Прошел месяц или полтора. Дело было к вечеру. Вошли надзиратели, велели барону одеваться и следовать за ними. Увели без вещей. Гриша Гоголадзе взобрался на террикон и доложил, что барона увезли в "темной", то есть в крытой машине. Это было довольно странно. Обычно, когда брали без вещей, это означало, что свидания ждет начальник, прибывший в зону. В редких случаях – в административное здание за пределами зоны. Оба вызова считались достаточно неприятными – какого черта?

Барон Бибинеишвили вернулся через два месяца. Он выглядел отдохнувшим, бодрым. Наш старик был человеком гордым, достойным. Он никогда не лгал, не грубил, не лебезил, не хвастался своим богатым прошлым. Ему доверяли и уважали его даже те, кто люто ненавидел коммунизм и коммунистов разного толка и оттенков. И это уважение было вызвано личностными качествами барона... Остальное я рассказываю с его слов. А рассказал он вот о чем. Привезли барона в Караганду, за пятьдесят километров от нашего лагеря, доставили в кабинет начальника Управления госбезопасности по Карагандинской области. А там вместе с начальником находился еще и министр госбезопасности Казахстана. Барон, как водится, назвал имя, фамилию, год рождения, судимость, срок заключения. Ему указали на стул, чтобы садился. Разговор шел о том о сем, и вдруг начальник в лоб спрашивает, с кем барон ведет переписку.

– Ни с кем, – твердо отвечает тот.

Начальник несколько раз повторяет вопрос, настаивая на том, чтобы барон сказал правду.

– Мне было двадцать восемь лет, когда я солгал в последний раз, гордо отрезает старик.

– Тогда кто это писал? – злорадно спрашивает начальник и показывает старику конверт.

– Я.

– А говоришь, ни с кем не переписываешься, последний раз солгал в двадцать восемь лет? В твоем-то возрасте, постыдись!

– Сколько труда затратили мы с соратниками и этот адресат, чтобы таких, как вы, обучить грамоте и русскому языку!
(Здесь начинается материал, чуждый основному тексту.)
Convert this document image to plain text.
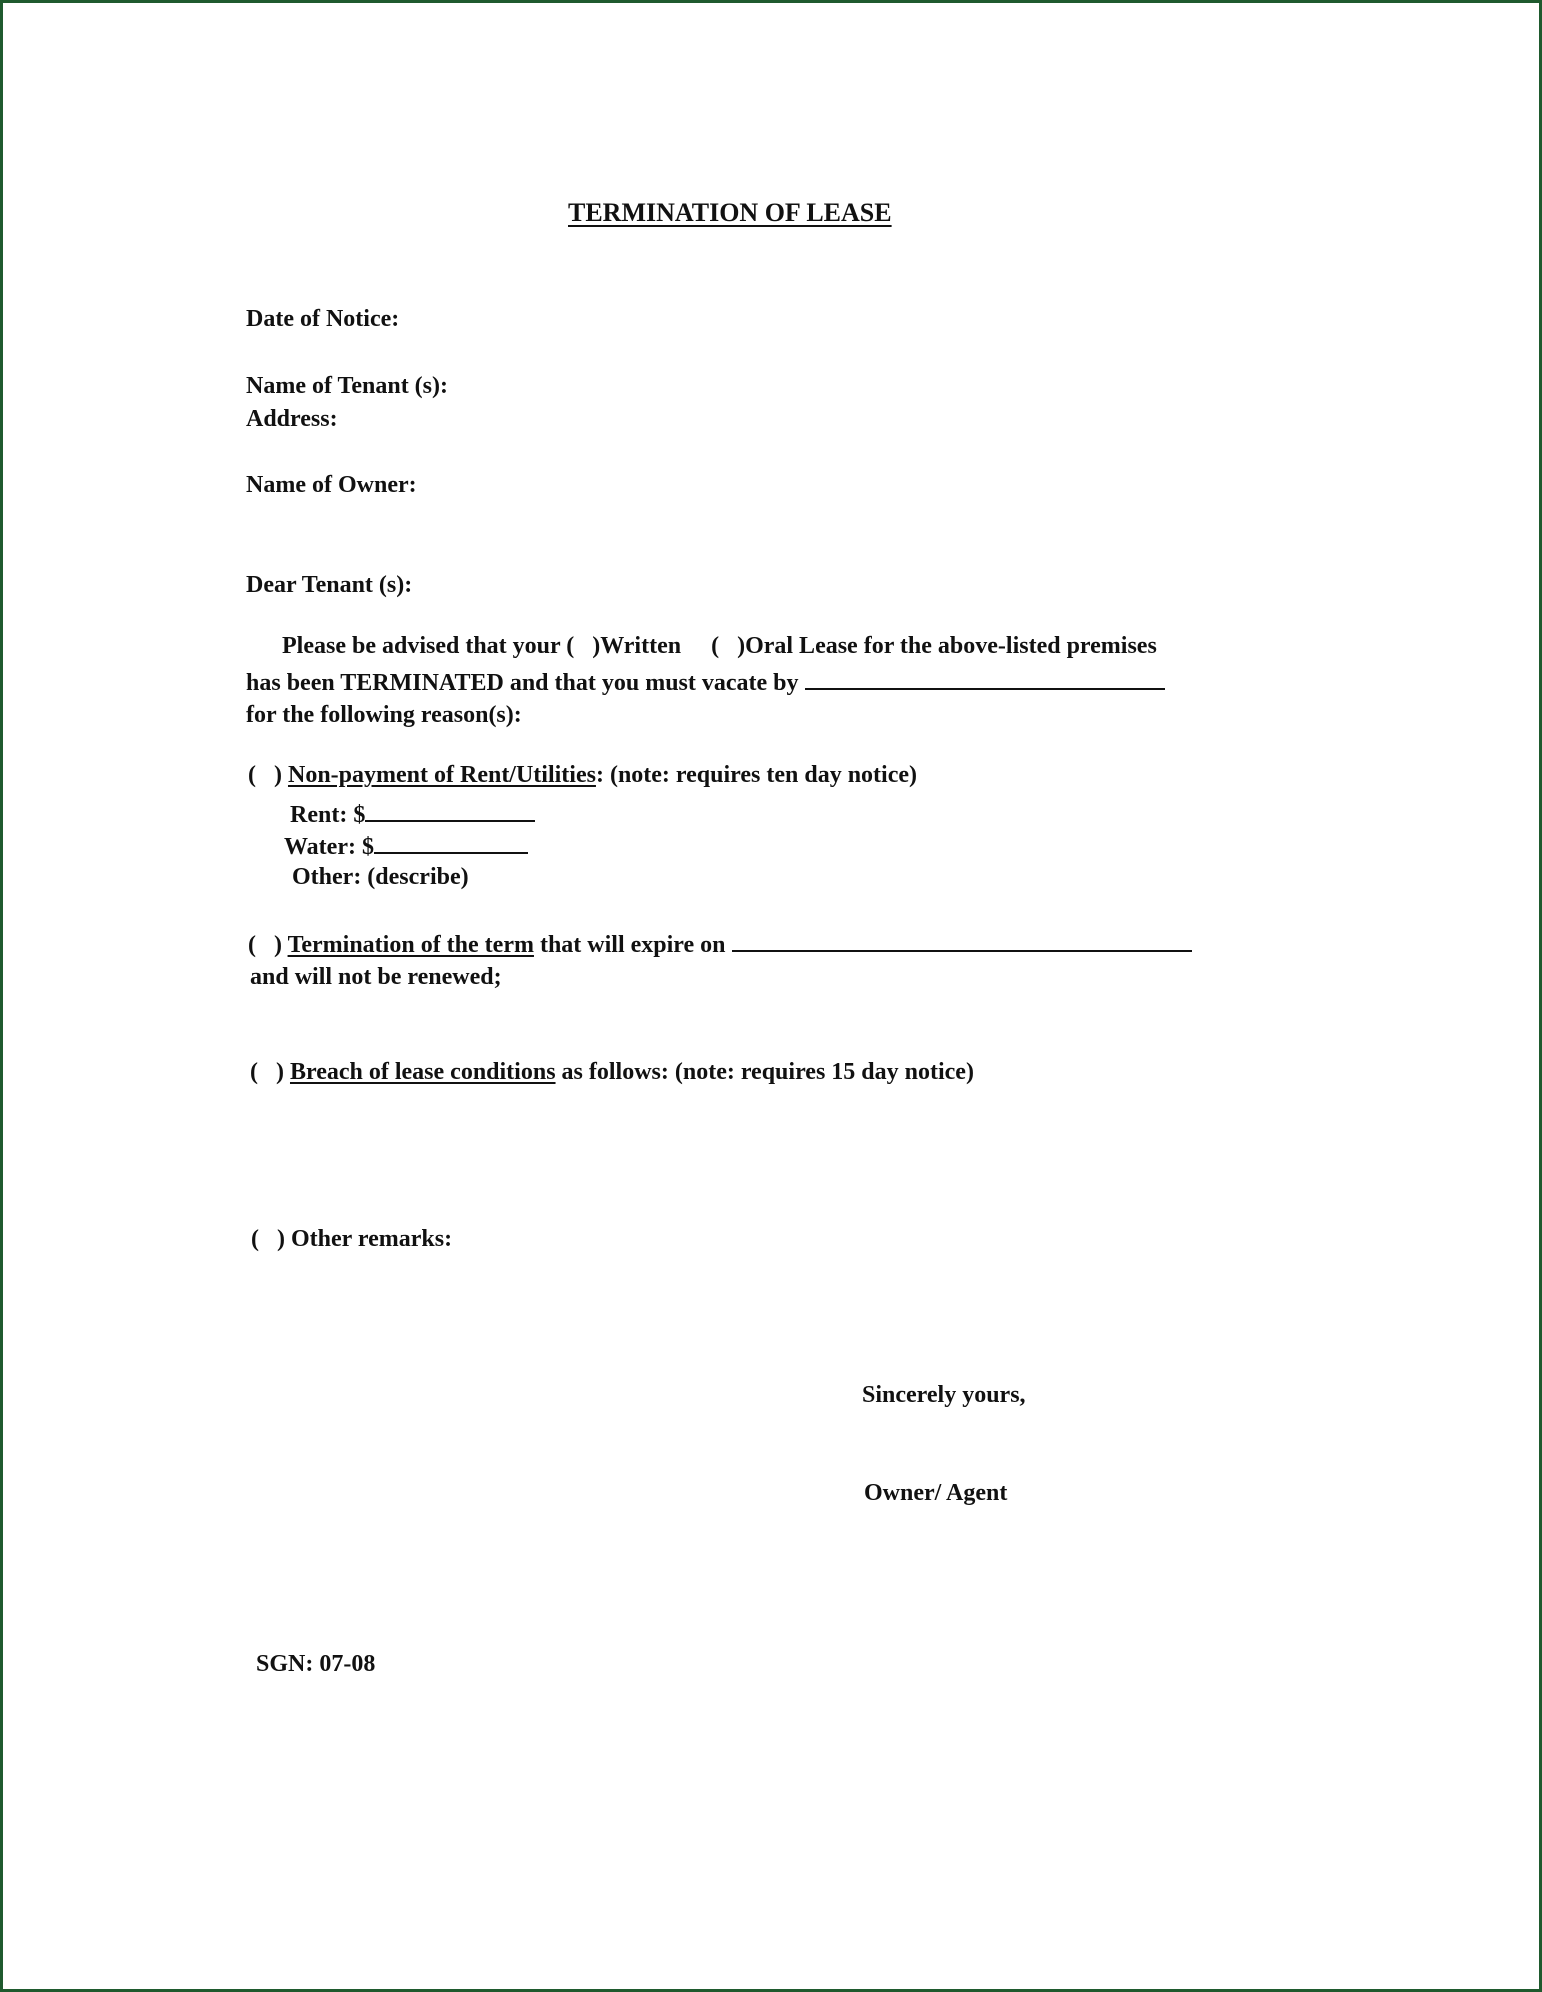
TERMINATION OF LEASE
Date of Notice:
Name of Tenant (s):
Address:
Name of Owner:
Dear Tenant (s):
Please be advised that your (   )Written     (   )Oral Lease for the above-listed premises
has been TERMINATED and that you must vacate by
for the following reason(s):
(   ) Non-payment of Rent/Utilities: (note: requires ten day notice)
Rent: $
Water: $
Other: (describe)
(   ) Termination of the term that will expire on
and will not be renewed;
(   ) Breach of lease conditions as follows: (note: requires 15 day notice)
(   ) Other remarks:
Sincerely yours,
Owner/ Agent
SGN: 07-08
Ничего не вышло. Переписка означает обмен письмами, вы пишете, а вам отвечают, действие неоднократное Спроси вы меня, кому я написал письмо, я бы сказал, и на свой вопрос вы получили бы правильный ответ.

Замечание слегка покоробило начальников, они растерялись, но, быстро овладев собой, перешли в наступление:

– Вы хоть соображаете, что делаете? Человек денно и нощно печется не только о нашем благополучии, но и о благополучии всего мирового пролетариата, на нем грузом лежит множество сложнейших проблем, а вы хотите отвлечь его какими-то глупостями, чтобы он тратил драгоценные минуты на разбор ваших каракуль?! Где ваша сознательность? Какими нравственными нормами вы руководствовались, когда позволили себе написать это письмо? Министр потряс бумажкой.
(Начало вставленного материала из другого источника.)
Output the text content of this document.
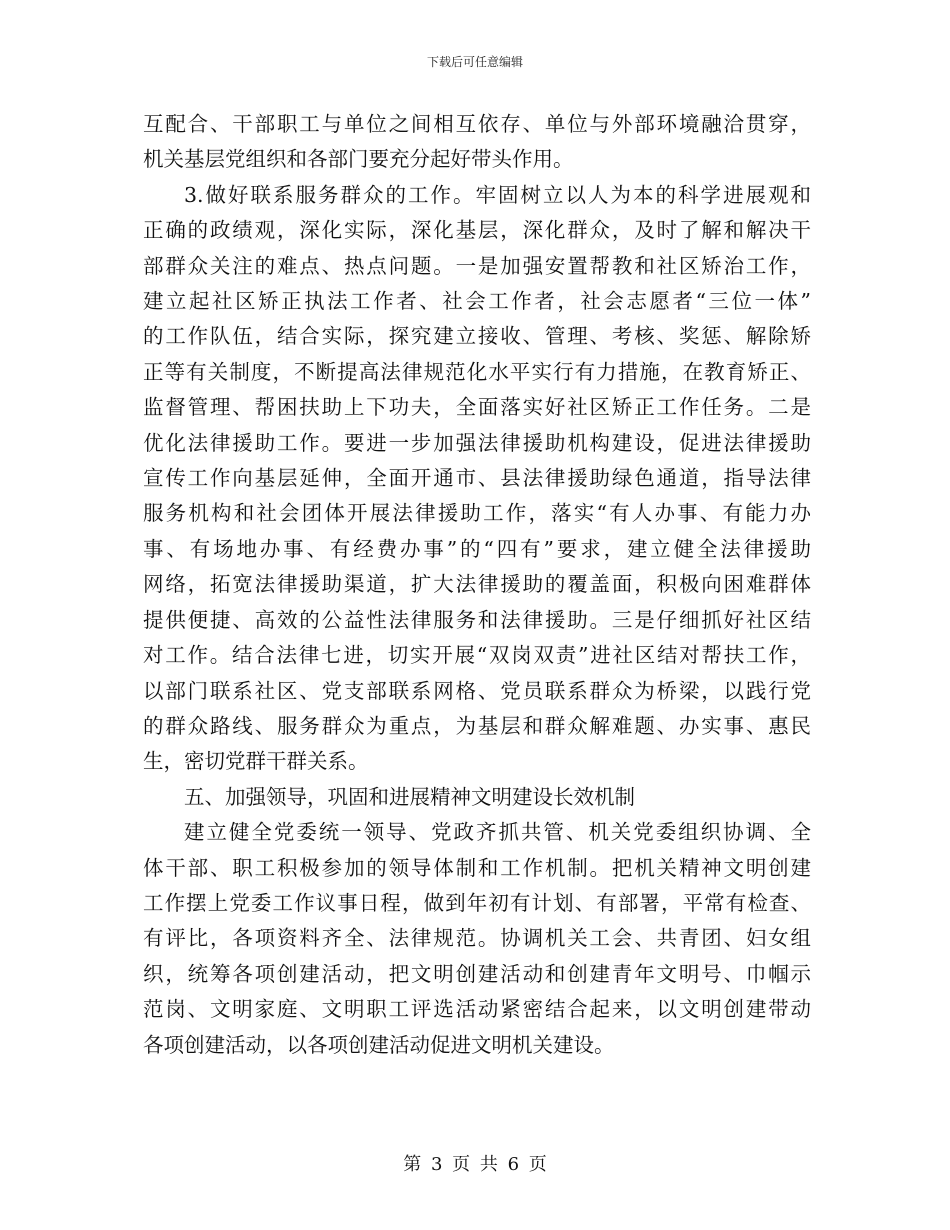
下载后可任意编辑
互配合、干部职工与单位之间相互依存、单位与外部环境融洽贯穿，
机关基层党组织和各部门要充分起好带头作用。
3.做好联系服务群众的工作。牢固树立以人为本的科学进展观和
正确的政绩观，深化实际，深化基层，深化群众，及时了解和解决干
部群众关注的难点、热点问题。一是加强安置帮教和社区矫治工作，
建立起社区矫正执法工作者、社会工作者，社会志愿者“三位一体”
的工作队伍，结合实际，探究建立接收、管理、考核、奖惩、解除矫
正等有关制度，不断提高法律规范化水平实行有力措施，在教育矫正、
监督管理、帮困扶助上下功夫，全面落实好社区矫正工作任务。二是
优化法律援助工作。要进一步加强法律援助机构建设，促进法律援助
宣传工作向基层延伸，全面开通市、县法律援助绿色通道，指导法律
服务机构和社会团体开展法律援助工作，落实“有人办事、有能力办
事、有场地办事、有经费办事”的“四有”要求，建立健全法律援助
网络，拓宽法律援助渠道，扩大法律援助的覆盖面，积极向困难群体
提供便捷、高效的公益性法律服务和法律援助。三是仔细抓好社区结
对工作。结合法律七进，切实开展“双岗双责”进社区结对帮扶工作，
以部门联系社区、党支部联系网格、党员联系群众为桥梁，以践行党
的群众路线、服务群众为重点，为基层和群众解难题、办实事、惠民
生，密切党群干群关系。
五、加强领导，巩固和进展精神文明建设长效机制
建立健全党委统一领导、党政齐抓共管、机关党委组织协调、全
体干部、职工积极参加的领导体制和工作机制。把机关精神文明创建
工作摆上党委工作议事日程，做到年初有计划、有部署，平常有检查、
有评比，各项资料齐全、法律规范。协调机关工会、共青团、妇女组
织，统筹各项创建活动，把文明创建活动和创建青年文明号、巾帼示
范岗、文明家庭、文明职工评选活动紧密结合起来，以文明创建带动
各项创建活动，以各项创建活动促进文明机关建设。
第 3 页 共 6 页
– Если мы будем рассуждать о нравственных нормах, вы останетесь внакладе. Кто дал вам моральное право читать чужие письма? То, что я пишу в письме, касается только нас двоих, вмешательство третьего лица, какими бы полномочиями оно ни обладало, безнравственно.
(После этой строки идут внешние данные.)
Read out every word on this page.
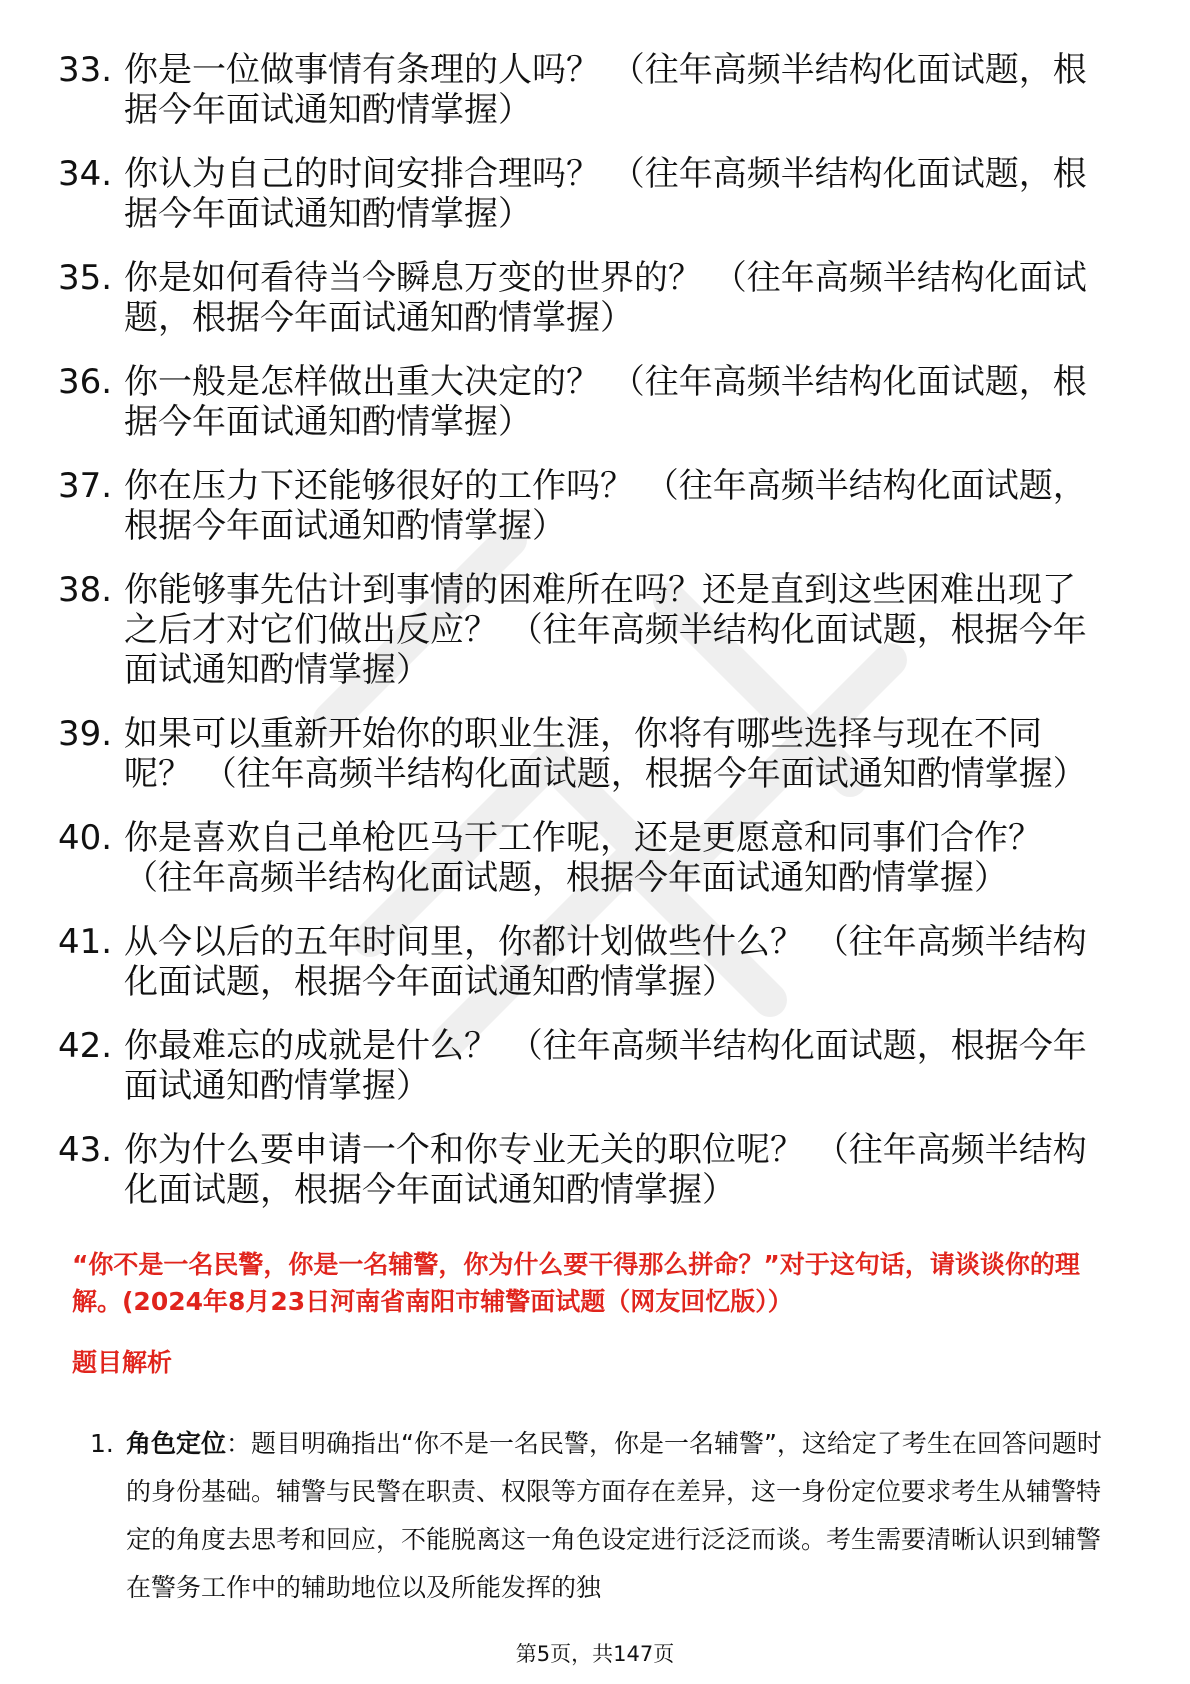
33. 你是一位做事情有条理的人吗？ （往年高频半结构化面试题，根据今年面试通知酌情掌握）
34. 你认为自己的时间安排合理吗？ （往年高频半结构化面试题，根据今年面试通知酌情掌握）
35. 你是如何看待当今瞬息万变的世界的？ （往年高频半结构化面试题，根据今年面试通知酌情掌握）
36. 你一般是怎样做出重大决定的？ （往年高频半结构化面试题，根据今年面试通知酌情掌握）
37. 你在压力下还能够很好的工作吗？ （往年高频半结构化面试题，根据今年面试通知酌情掌握）
38. 你能够事先估计到事情的困难所在吗？还是直到这些困难出现了之后才对它们做出反应？ （往年高频半结构化面试题，根据今年面试通知酌情掌握）
39. 如果可以重新开始你的职业生涯，你将有哪些选择与现在不同呢？ （往年高频半结构化面试题，根据今年面试通知酌情掌握）
40. 你是喜欢自己单枪匹马干工作呢，还是更愿意和同事们合作？ （往年高频半结构化面试题，根据今年面试通知酌情掌握）
41. 从今以后的五年时间里，你都计划做些什么？ （往年高频半结构化面试题，根据今年面试通知酌情掌握）
42. 你最难忘的成就是什么？ （往年高频半结构化面试题，根据今年面试通知酌情掌握）
43. 你为什么要申请一个和你专业无关的职位呢？ （往年高频半结构化面试题，根据今年面试通知酌情掌握）
“你不是一名民警，你是一名辅警，你为什么要干得那么拼命？”对于这句话，请谈谈你的理解。(2024年8月23日河南省南阳市辅警面试题（网友回忆版））
题目解析
1. 角色定位：题目明确指出“你不是一名民警，你是一名辅警”，这给定了考生在回答问题时的身份基础。辅警与民警在职责、权限等方面存在差异，这一身份定位要求考生从辅警特定的角度去思考和回应，不能脱离这一角色设定进行泛泛而谈。考生需要清晰认识到辅警在警务工作中的辅助地位以及所能发挥的独
第5页，共147页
Это замечание повергло начальника в ярость. Министр, разразившись потоком брани, вызверился так, что, кинувшись на барона, отвесил ему оплеуху. Почувствовав, что перебрал, он умолк и вернулся в свое кресло.

Барон воспользовался нависшим молчанием:

– Что-то тут не так, оплеуха нынче мягкая. Получили директиву?.. Мне некогда с вами болтать. Отошлите письмо, не навлекайте на себя неприятностей... Хотя не исключено, что неприятности вас ждут и в том случае, если вы его отошлете. Будьте здоровы!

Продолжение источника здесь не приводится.